Egg Eaters Rejoice. More satisfying to hungry Germans were a few substantial fruits of victory that became available last week and began to grace the German table. Following seven lean years, seven fat years were just around the corner, Germans assured one another. “With Holland our vegetable garden, France our vineyard, Denmark our dairy, Poland our slaughterhouse, the East our wheat fields, the Southeast our orchards, and Italy our little harvest-helper, what more do we want except some real coffee and tea?”

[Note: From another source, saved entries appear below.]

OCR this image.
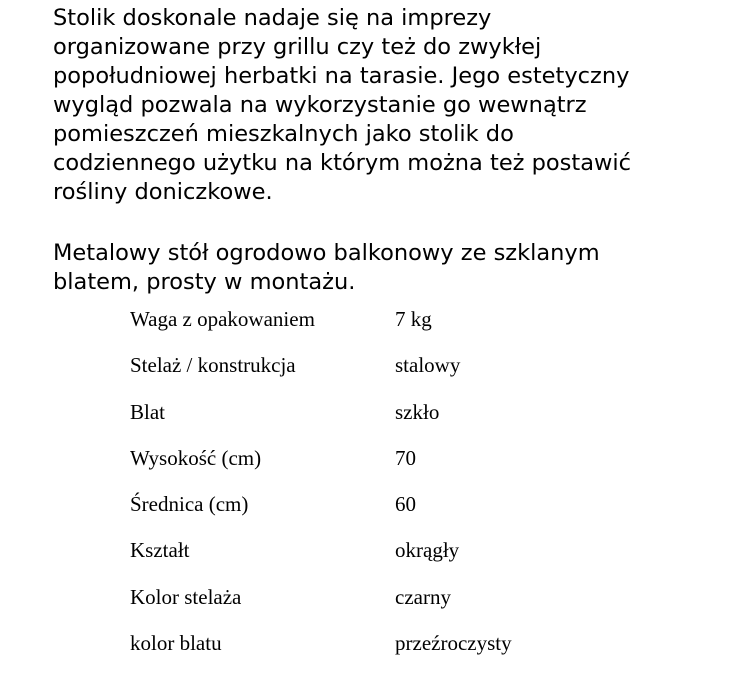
Stolik doskonale nadaje się na imprezy
organizowane przy grillu czy też do zwykłej
popołudniowej herbatki na tarasie. Jego estetyczny
wygląd pozwala na wykorzystanie go wewnątrz
pomieszczeń mieszkalnych jako stolik do
codziennego użytku na którym można też postawić
rośliny doniczkowe.
Metalowy stół ogrodowo balkonowy ze szklanym
blatem, prosty w montażu.
Waga z opakowaniem	7 kg
Stelaż / konstrukcja	stalowy
Blat	szkło
Wysokość (cm)	70
Średnica (cm)	60
Kształt	okrągły
Kolor stelaża	czarny
kolor blatu	przeźroczysty
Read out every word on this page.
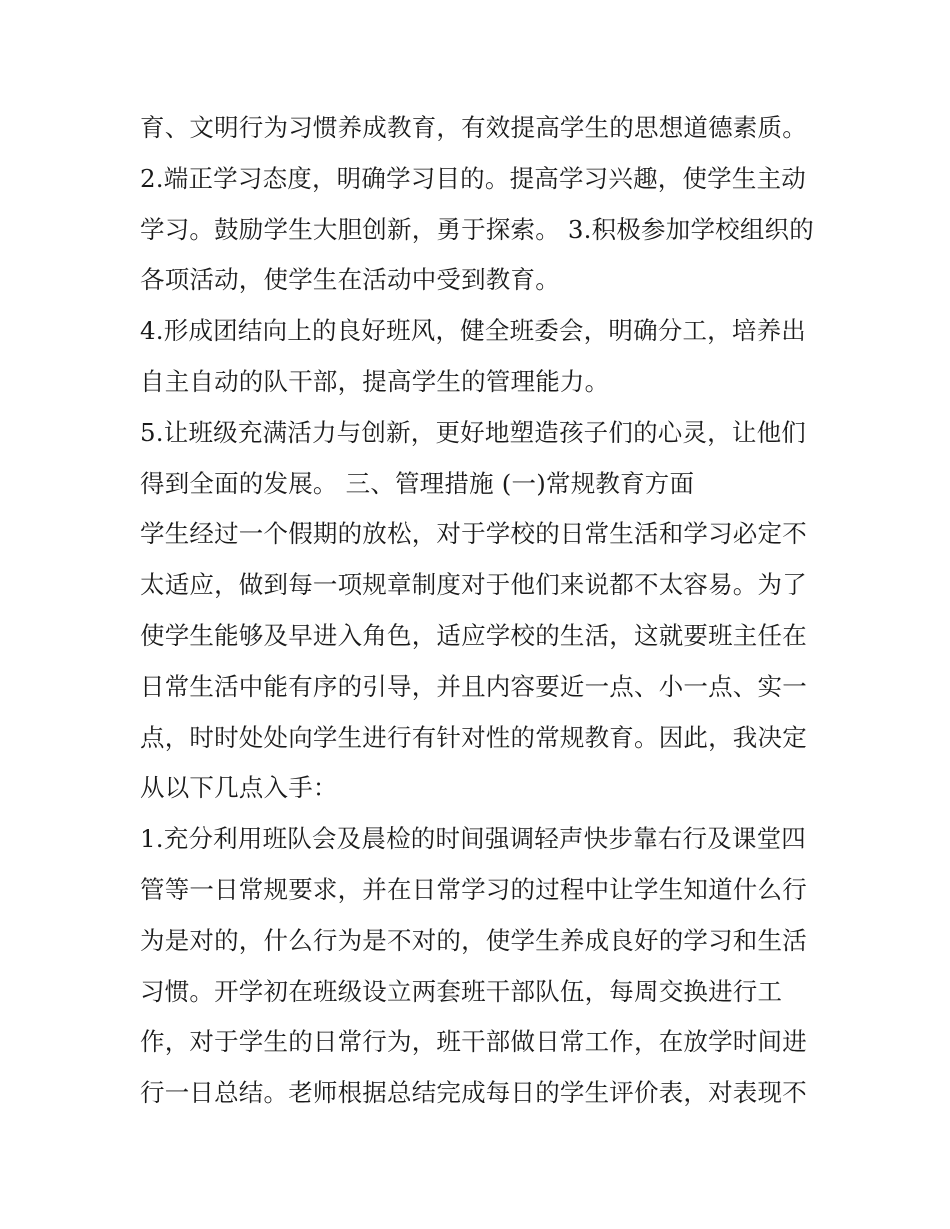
育、文明行为习惯养成教育，有效提高学生的思想道德素质。
2.端正学习态度，明确学习目的。提高学习兴趣，使学生主动
学习。鼓励学生大胆创新，勇于探索。 3.积极参加学校组织的
各项活动，使学生在活动中受到教育。
4.形成团结向上的良好班风，健全班委会，明确分工，培养出
自主自动的队干部，提高学生的管理能力。
5.让班级充满活力与创新，更好地塑造孩子们的心灵，让他们
得到全面的发展。 三、管理措施 (一)常规教育方面
学生经过一个假期的放松，对于学校的日常生活和学习必定不
太适应，做到每一项规章制度对于他们来说都不太容易。为了
使学生能够及早进入角色，适应学校的生活，这就要班主任在
日常生活中能有序的引导，并且内容要近一点、小一点、实一
点，时时处处向学生进行有针对性的常规教育。因此，我决定
从以下几点入手：
1.充分利用班队会及晨检的时间强调轻声快步靠右行及课堂四
管等一日常规要求，并在日常学习的过程中让学生知道什么行
为是对的，什么行为是不对的，使学生养成良好的学习和生活
习惯。开学初在班级设立两套班干部队伍，每周交换进行工
作，对于学生的日常行为，班干部做日常工作，在放学时间进
行一日总结。老师根据总结完成每日的学生评价表，对表现不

Some meat cuts were still a rarity last week but better-class German restaurants included snails, lobster, frogs’ legs, crabs, trout and caviar in their menus while promising their customers succulent Schweinebraten and Wiener Schnitzel to be carved from one million Danish pigs and 10,000 cattle condemned for slaughter because of a fodder shortage. Supplies from Denmark and Holland increased the butter ration from three to four ounces weekly and egg eaters received three to four more eggs monthly. Markets displayed fewer kinds and smaller quantities of green vegetables than last summer, but there were constant promises of shipments from Alsace-Lorraine. An average of 100 railway carloads of fresh vegetables arrived from Holland every day but most of these were sent into the Ruhr industrial district to provide additional vitamins for nerve-racked workers harassed nightly by British raiders. Bibulous Berliners, nourishing a long thirst in anticipation of cracking the enormous stocks of wine and champagne captured in France, heard with disappointment that these stocks are being preserved intact for later conversion into foreign exchange—probably in the U. S.

Sobering news to a victory-drunk nation was the announcement that after Aug. i the bread ration would be reduced.